Grundsätzlich muss eine Invalidität innerhalb von 15 Monaten bei der Unfallversicherung geltend gemacht werden. Geschieht dies nicht fristgerecht, kann der Versicherer die Leistung aus der Unfallversicherung verweigern. Einen Anspruch hat der Geschädigte dann nicht mehr. In einem solchen Fall entschied ein bayerisches Amtsgericht gegen den invalide gewordenen Versicherungsnehmer, der gegen seine Unfallversicherung geklagt hatte, weil diese nicht in Leistung ging. Der Kläger hatte sich für einen Unfallversicherungsschutz entschieden, der auch für eine Invalidität zahlen sollte.

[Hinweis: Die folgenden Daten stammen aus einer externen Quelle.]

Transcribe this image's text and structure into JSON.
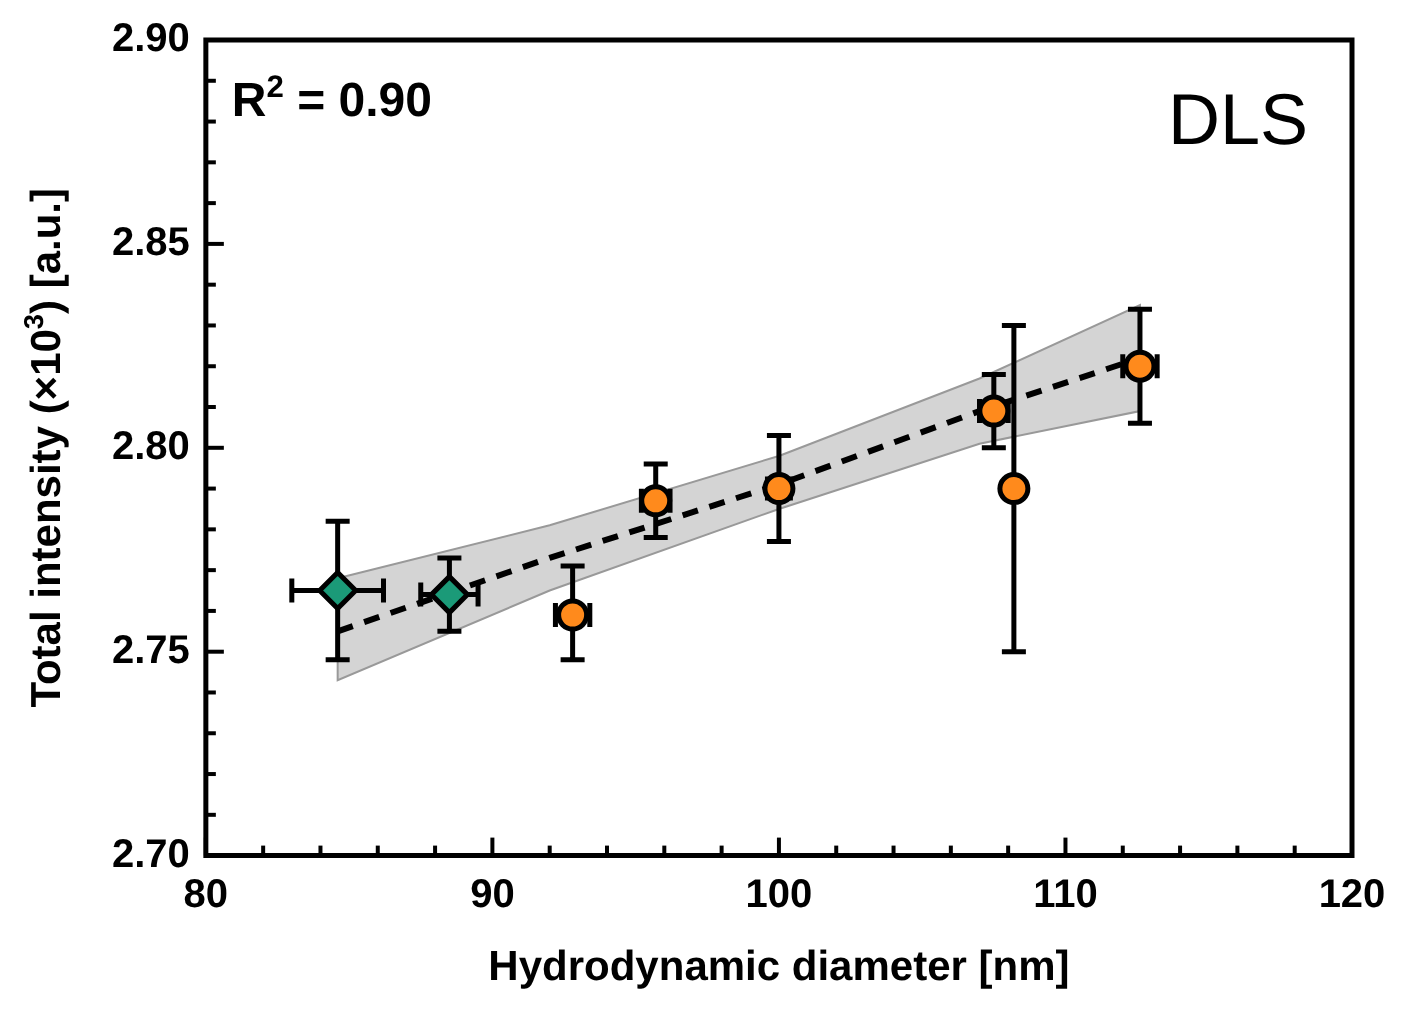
{
  "chart_data": {
    "type": "scatter",
    "xlabel": "Hydrodynamic diameter [nm]",
    "ylabel": "Total intensity (×10$^{3}$) [a.u.]",
    "xlim": [
      80,
      120
    ],
    "ylim": [
      2.7,
      2.9
    ],
    "xticks": [
      80,
      {
        "value": 82,
        "label": null
      },
      {
        "value": 84,
        "label": null
      },
      {
        "value": 86,
        "label": null
      },
      {
        "value": 88,
        "label": null
      },
      90,
      {
        "value": 92,
        "label": null
      },
      {
        "value": 94,
        "label": null
      },
      {
        "value": 96,
        "label": null
      },
      {
        "value": 98,
        "label": null
      },
      100,
      {
        "value": 102,
        "label": null
      },
      {
        "value": 104,
        "label": null
      },
      {
        "value": 106,
        "label": null
      },
      {
        "value": 108,
        "label": null
      },
      110,
      {
        "value": 112,
        "label": null
      },
      {
        "value": 114,
        "label": null
      },
      {
        "value": 116,
        "label": null
      },
      {
        "value": 118,
        "label": null
      },
      120
    ],
    "yticks": [
      {
        "value": 2.7,
        "label": "2.70"
      },
      {
        "value": 2.71,
        "label": null
      },
      {
        "value": 2.72,
        "label": null
      },
      {
        "value": 2.73,
        "label": null
      },
      {
        "value": 2.74,
        "label": null
      },
      {
        "value": 2.75,
        "label": "2.75"
      },
      {
        "value": 2.76,
        "label": null
      },
      {
        "value": 2.77,
        "label": null
      },
      {
        "value": 2.78,
        "label": null
      },
      {
        "value": 2.79,
        "label": null
      },
      {
        "value": 2.8,
        "label": "2.80"
      },
      {
        "value": 2.81,
        "label": null
      },
      {
        "value": 2.82,
        "label": null
      },
      {
        "value": 2.83,
        "label": null
      },
      {
        "value": 2.84,
        "label": null
      },
      {
        "value": 2.85,
        "label": "2.85"
      },
      {
        "value": 2.86,
        "label": null
      },
      {
        "value": 2.87,
        "label": null
      },
      {
        "value": 2.88,
        "label": null
      },
      {
        "value": 2.89,
        "label": null
      },
      {
        "value": 2.9,
        "label": "2.90"
      }
    ],
    "series": [
      {
        "type": "line",
        "color": "#000000",
        "line_style": "dashed",
        "marker": "none",
        "x": [
          84.6,
          92,
          100,
          107,
          112.6
        ],
        "values": [
          2.755,
          2.773,
          2.791,
          2.809,
          2.822
        ],
        "lower": [
          2.743,
          2.765,
          2.785,
          2.801,
          2.809
        ],
        "upper": [
          2.768,
          2.781,
          2.798,
          2.817,
          2.835
        ]
      },
      {
        "type": "scatter",
        "color": "#1b9a78",
        "marker": "diamond",
        "x": [
          84.6,
          88.5
        ],
        "values": [
          2.765,
          2.764
        ],
        "errors": [
          [
            2.748,
            2.782
          ],
          [
            2.755,
            2.773
          ]
        ],
        "xerrors": [
          [
            83.0,
            86.2
          ],
          [
            87.5,
            89.5
          ]
        ]
      },
      {
        "type": "scatter",
        "color": "#ff8a1c",
        "marker": "circle",
        "x": [
          92.8,
          95.7,
          100.0,
          107.5,
          108.2,
          112.6
        ],
        "values": [
          2.759,
          2.787,
          2.79,
          2.809,
          2.79,
          2.82
        ],
        "errors": [
          [
            2.748,
            2.771
          ],
          [
            2.778,
            2.796
          ],
          [
            2.777,
            2.803
          ],
          [
            2.8,
            2.818
          ],
          [
            2.75,
            2.83
          ],
          [
            2.806,
            2.834
          ]
        ],
        "xerrors": [
          [
            92.2,
            93.4
          ],
          [
            95.2,
            96.2
          ],
          [
            99.6,
            100.4
          ],
          [
            107.0,
            108.0
          ],
          null,
          [
            112.0,
            113.2
          ]
        ]
      }
    ],
    "annotations": [
      "R$^{2}$ = 0.90",
      "DLS"
    ]
  }
}
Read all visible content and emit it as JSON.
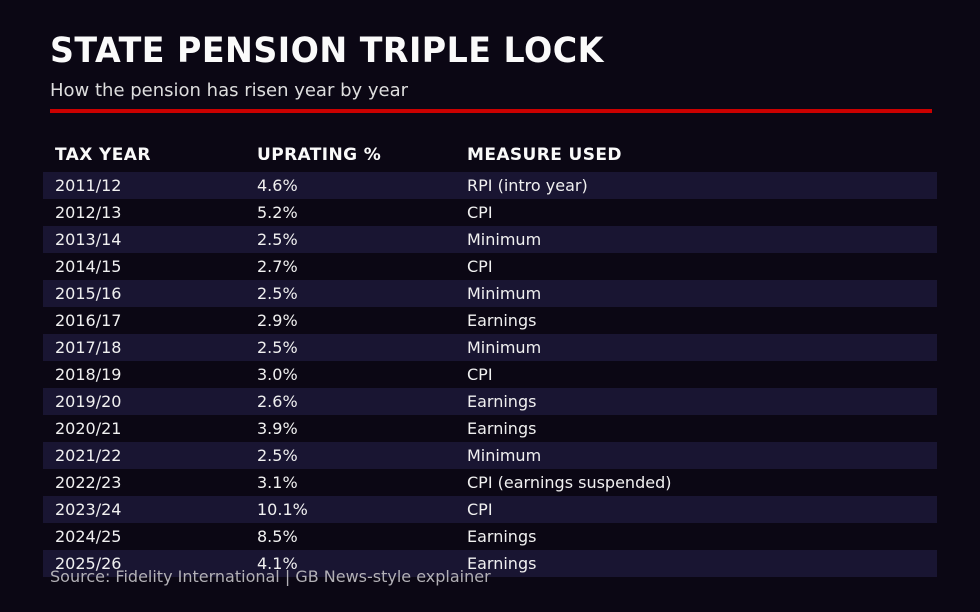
{
  "page": {
    "bg_color": "#0b0714",
    "accent_red": "#cb0000",
    "stripe_color": "#191532"
  },
  "header": {
    "title": "STATE PENSION TRIPLE LOCK",
    "subtitle": "How the pension has risen year by year"
  },
  "table": {
    "columns": [
      "TAX YEAR",
      "UPRATING %",
      "MEASURE USED"
    ],
    "rows": [
      {
        "tax_year": "2011/12",
        "uprating": "4.6%",
        "measure": "RPI (intro year)"
      },
      {
        "tax_year": "2012/13",
        "uprating": "5.2%",
        "measure": "CPI"
      },
      {
        "tax_year": "2013/14",
        "uprating": "2.5%",
        "measure": "Minimum"
      },
      {
        "tax_year": "2014/15",
        "uprating": "2.7%",
        "measure": "CPI"
      },
      {
        "tax_year": "2015/16",
        "uprating": "2.5%",
        "measure": "Minimum"
      },
      {
        "tax_year": "2016/17",
        "uprating": "2.9%",
        "measure": "Earnings"
      },
      {
        "tax_year": "2017/18",
        "uprating": "2.5%",
        "measure": "Minimum"
      },
      {
        "tax_year": "2018/19",
        "uprating": "3.0%",
        "measure": "CPI"
      },
      {
        "tax_year": "2019/20",
        "uprating": "2.6%",
        "measure": "Earnings"
      },
      {
        "tax_year": "2020/21",
        "uprating": "3.9%",
        "measure": "Earnings"
      },
      {
        "tax_year": "2021/22",
        "uprating": "2.5%",
        "measure": "Minimum"
      },
      {
        "tax_year": "2022/23",
        "uprating": "3.1%",
        "measure": "CPI (earnings suspended)"
      },
      {
        "tax_year": "2023/24",
        "uprating": "10.1%",
        "measure": "CPI"
      },
      {
        "tax_year": "2024/25",
        "uprating": "8.5%",
        "measure": "Earnings"
      },
      {
        "tax_year": "2025/26",
        "uprating": "4.1%",
        "measure": "Earnings"
      }
    ]
  },
  "footer": {
    "source": "Source: Fidelity International | GB News-style explainer"
  },
  "chart_data": {
    "type": "table",
    "title": "STATE PENSION TRIPLE LOCK",
    "subtitle": "How the pension has risen year by year",
    "columns": [
      "TAX YEAR",
      "UPRATING %",
      "MEASURE USED"
    ],
    "categories": [
      "2011/12",
      "2012/13",
      "2013/14",
      "2014/15",
      "2015/16",
      "2016/17",
      "2017/18",
      "2018/19",
      "2019/20",
      "2020/21",
      "2021/22",
      "2022/23",
      "2023/24",
      "2024/25",
      "2025/26"
    ],
    "series": [
      {
        "name": "Uprating %",
        "values": [
          4.6,
          5.2,
          2.5,
          2.7,
          2.5,
          2.9,
          2.5,
          3.0,
          2.6,
          3.9,
          2.5,
          3.1,
          10.1,
          8.5,
          4.1
        ]
      },
      {
        "name": "Measure used",
        "values": [
          "RPI (intro year)",
          "CPI",
          "Minimum",
          "CPI",
          "Minimum",
          "Earnings",
          "Minimum",
          "CPI",
          "Earnings",
          "Earnings",
          "Minimum",
          "CPI (earnings suspended)",
          "CPI",
          "Earnings",
          "Earnings"
        ]
      }
    ],
    "source": "Source: Fidelity International | GB News-style explainer",
    "layout": {
      "row_striping": true,
      "stripe_color": "#191532",
      "background": "#0b0714",
      "accent_rule_color": "#cb0000"
    }
  }
}
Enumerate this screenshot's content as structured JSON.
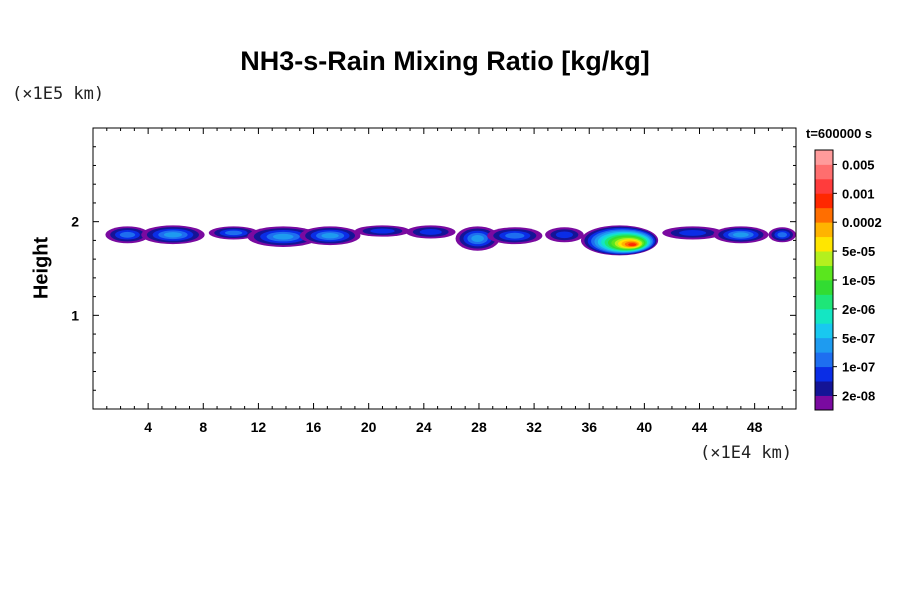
{
  "chart_data": {
    "type": "heatmap",
    "title": "NH3-s-Rain Mixing Ratio [kg/kg]",
    "ylabel": "Height",
    "xlabel": "",
    "x_unit": "(×1E4 km)",
    "y_unit": "(×1E5 km)",
    "timestamp": "t=600000 s",
    "xlim": [
      0,
      51
    ],
    "ylim": [
      0,
      3
    ],
    "x_ticks": [
      4,
      8,
      12,
      16,
      20,
      24,
      28,
      32,
      36,
      40,
      44,
      48
    ],
    "y_ticks": [
      1,
      2
    ],
    "colorbar": {
      "colors": [
        "#7a0aa0",
        "#141496",
        "#0a2de6",
        "#1e6ef0",
        "#1e9bf0",
        "#19c8f0",
        "#14e6c3",
        "#1ee678",
        "#32dc32",
        "#5ae61e",
        "#b4f01e",
        "#ffe600",
        "#ffb400",
        "#ff6e00",
        "#ff2800",
        "#ff3c3c",
        "#ff6e6e",
        "#ff9b9b"
      ],
      "labels": [
        "2e-08",
        "1e-07",
        "5e-07",
        "2e-06",
        "1e-05",
        "5e-05",
        "0.0002",
        "0.001",
        "0.005"
      ]
    },
    "blobs": [
      {
        "x": 2.5,
        "y": 1.86,
        "rx": 1.6,
        "ry": 0.09,
        "level": 3
      },
      {
        "x": 5.8,
        "y": 1.86,
        "rx": 2.3,
        "ry": 0.1,
        "level": 4
      },
      {
        "x": 10.2,
        "y": 1.88,
        "rx": 1.8,
        "ry": 0.07,
        "level": 3
      },
      {
        "x": 13.8,
        "y": 1.84,
        "rx": 2.6,
        "ry": 0.11,
        "level": 4
      },
      {
        "x": 17.2,
        "y": 1.85,
        "rx": 2.2,
        "ry": 0.1,
        "level": 4
      },
      {
        "x": 21.0,
        "y": 1.9,
        "rx": 2.0,
        "ry": 0.06,
        "level": 2
      },
      {
        "x": 24.5,
        "y": 1.89,
        "rx": 1.8,
        "ry": 0.07,
        "level": 2
      },
      {
        "x": 27.9,
        "y": 1.82,
        "rx": 1.6,
        "ry": 0.13,
        "level": 4
      },
      {
        "x": 30.6,
        "y": 1.85,
        "rx": 2.0,
        "ry": 0.09,
        "level": 3
      },
      {
        "x": 34.2,
        "y": 1.86,
        "rx": 1.4,
        "ry": 0.08,
        "level": 2
      },
      {
        "x": 38.2,
        "y": 1.8,
        "rx": 2.8,
        "ry": 0.16,
        "level": 14
      },
      {
        "x": 43.5,
        "y": 1.88,
        "rx": 2.2,
        "ry": 0.07,
        "level": 2
      },
      {
        "x": 47.0,
        "y": 1.86,
        "rx": 2.0,
        "ry": 0.09,
        "level": 4
      },
      {
        "x": 50.0,
        "y": 1.86,
        "rx": 1.0,
        "ry": 0.08,
        "level": 3
      }
    ]
  }
}
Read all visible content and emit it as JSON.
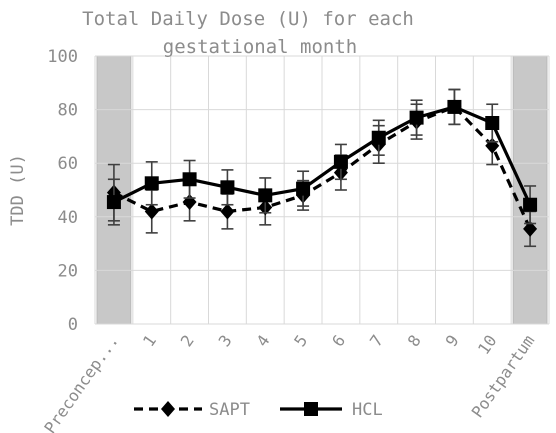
{
  "chart_data": {
    "type": "line",
    "title_lines": [
      "Total Daily Dose (U) for each",
      "gestational month"
    ],
    "ylabel": "TDD (U)",
    "xlabel": "",
    "ylim": [
      0,
      100
    ],
    "yticks": [
      0,
      20,
      40,
      60,
      80,
      100
    ],
    "grid": true,
    "legend_position": "bottom",
    "shaded_categories": [
      "Preconcep...",
      "Postpartum"
    ],
    "categories": [
      "Preconcep...",
      "1",
      "2",
      "3",
      "4",
      "5",
      "6",
      "7",
      "8",
      "9",
      "10",
      "Postpartum"
    ],
    "series": [
      {
        "name": "SAPT",
        "marker": "diamond",
        "line_style": "dashed",
        "color": "#000000",
        "values": [
          49,
          42,
          45.5,
          42,
          43.5,
          48,
          56.5,
          67,
          75.5,
          81,
          66.5,
          35.5
        ],
        "error": [
          10.5,
          8,
          7,
          6.5,
          6.5,
          5.5,
          6.5,
          7,
          6.5,
          6.5,
          7,
          6.5
        ]
      },
      {
        "name": "HCL",
        "marker": "square",
        "line_style": "solid",
        "color": "#000000",
        "values": [
          45.5,
          52.5,
          54,
          51,
          48,
          50.5,
          60.5,
          69.5,
          77,
          81,
          75,
          44.5
        ],
        "error": [
          8.5,
          8,
          7,
          6.5,
          6.5,
          6.5,
          6.5,
          6.5,
          6.5,
          6.5,
          7,
          7
        ]
      }
    ]
  },
  "colors": {
    "shade": "#c8c8c8",
    "grid": "#d9d9d9",
    "text": "#8c8c8c",
    "line": "#000000",
    "error_bar": "#404040"
  }
}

Vorangegangen war, dass sich der Versicherte verletzte und dies auch seiner Unfallversicherung mitteilte. Zum Inhalt der Unfallanzeige gehörte, dass der behandelnde Mediziner darin bestätigte, dass mit bleibenden Beeinträchtigungen nicht zu rechnen ist. Nachdem der Kläger erneut behandelt werden musste, stellte sich rund ein Jahr später heraus, dass eine Teilinvalidität vorliegt. Dieses ärztliche Gutachten legte der Geschädigte rund anderthalb Jahre später seiner Unfallversicherung vor mit dem Ergebnis, dass die Versicherung eine Zahlung verweigerte.
Die Richter sahen das ebenso und wiesen die Klage ab. Eine verspätete Anzeige ist grundsätzlich möglich, doch darf den Versicherten dann keine Schuld an der Verspätung treffen. Somit gilt: Wer zu spät kommt, den bestraft das Leben.